États-Unis : le terrorisme d’extrême droite tue encore


Attentat armé dans une boite de nuit LGBTI


Dans la nuit de samedi à dimanche 20 novembre, à Colorado Springs au cœur des États-Unis, une boite de nuit LGBTQI a été la cible d’une sanglante fusillade de la part d’un tireur. Celui- ci a été maîtrisé par des client-es, puis interpellé par les forces de l’ordre. Il a depuis été placé en détention provisoire.

Le bilan, encore provisoire, fait déjà état de 5 mort-es et de 18 blessé-es. Les autorités s’attendent à ce que le bilan s’alourdisse dans les heures à venir. La date n’a pas été choisie au hasard. Le massacre a lieu à l’occasion de la Journée du Souvenir Trans le 20 novembre, qui rend hommage aux victimes de transphobie et appelle à la lutte contre les discriminations de genre. C’est un abject crime de haine qui a, une fois de plus, touché la communauté LGBTQI. Le Colorado est un État ciblé par les lobbys chrétiens conservateurs qui tentent de faire reculer les droits des personnes LGBTQI. En 1992, un référendum avait autorisé les municipalités à discriminer les personnes en fonction de leur orientation sexuelle, avant d’être déclaré inconstitutionnel. Le Colorado est aussi particulièrement marqué par les fusillades depuis 20 ans.

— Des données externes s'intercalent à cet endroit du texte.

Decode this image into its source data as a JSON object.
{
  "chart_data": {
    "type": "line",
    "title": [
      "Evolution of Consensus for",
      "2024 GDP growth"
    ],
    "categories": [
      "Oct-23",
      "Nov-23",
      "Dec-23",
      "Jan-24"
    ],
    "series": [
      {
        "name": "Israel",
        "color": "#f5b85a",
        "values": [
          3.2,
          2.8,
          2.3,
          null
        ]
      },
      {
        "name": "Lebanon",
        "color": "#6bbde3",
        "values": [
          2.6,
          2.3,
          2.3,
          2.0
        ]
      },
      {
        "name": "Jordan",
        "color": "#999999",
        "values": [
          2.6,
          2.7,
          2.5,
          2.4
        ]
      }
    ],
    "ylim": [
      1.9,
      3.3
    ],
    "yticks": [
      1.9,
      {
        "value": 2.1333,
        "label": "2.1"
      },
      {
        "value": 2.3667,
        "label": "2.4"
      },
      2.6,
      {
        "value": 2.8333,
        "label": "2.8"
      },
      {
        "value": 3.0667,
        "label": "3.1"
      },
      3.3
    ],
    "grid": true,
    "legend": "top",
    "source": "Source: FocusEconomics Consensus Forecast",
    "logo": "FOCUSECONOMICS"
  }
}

Rappelons que la journée du 20 novembre a été initiée en 1999, en mémoire de Rita Hester, tuée le 28 novembre 1998 à Allston dans le Massachusetts, lors d’un crime de haine transphobe.

Mais il ne s’agit pas du premier attentat envers les personnes LGBTQI : les attaques fascistes et masculinistes se multiplient partout dans le monde. En juin 2016, à Orlando, un terroriste d’extrême droite avait tué 49 personnes, et blessé 53 autres, dans une boite de nuit LGBTQI… l’attentat le plus meurtrier aux États-Unis depuis le 11 septembre.

En juin 2022, un norvégien a tiré aux abords d’un club gay, à Oslo, tuant deux personnes et blessant 21 autres. En mai dernier, un jeune suprémaciste blanc de 18 ans a ouvert le feu dans une supérette de la ville de Buffalo, dans l’État de New-York. Le terroriste avait roulé plusieurs heures en voiture en direction de ce quartier habité majoritairement par une population noire. Payton S. Gendron a fait irruption dans le magasin armé d’un fusil d’assaut et protégé d’un gilet pare-balles. Une caméra fixée sur son casque lui a permis de filmer la séquence macabre en direct et de la diffuser sur Twitch. Une pratique de diffusion sur les réseaux sociaux de plus en plus utilisée par les terroristes d’extrême droite lors des ces tueries de masse.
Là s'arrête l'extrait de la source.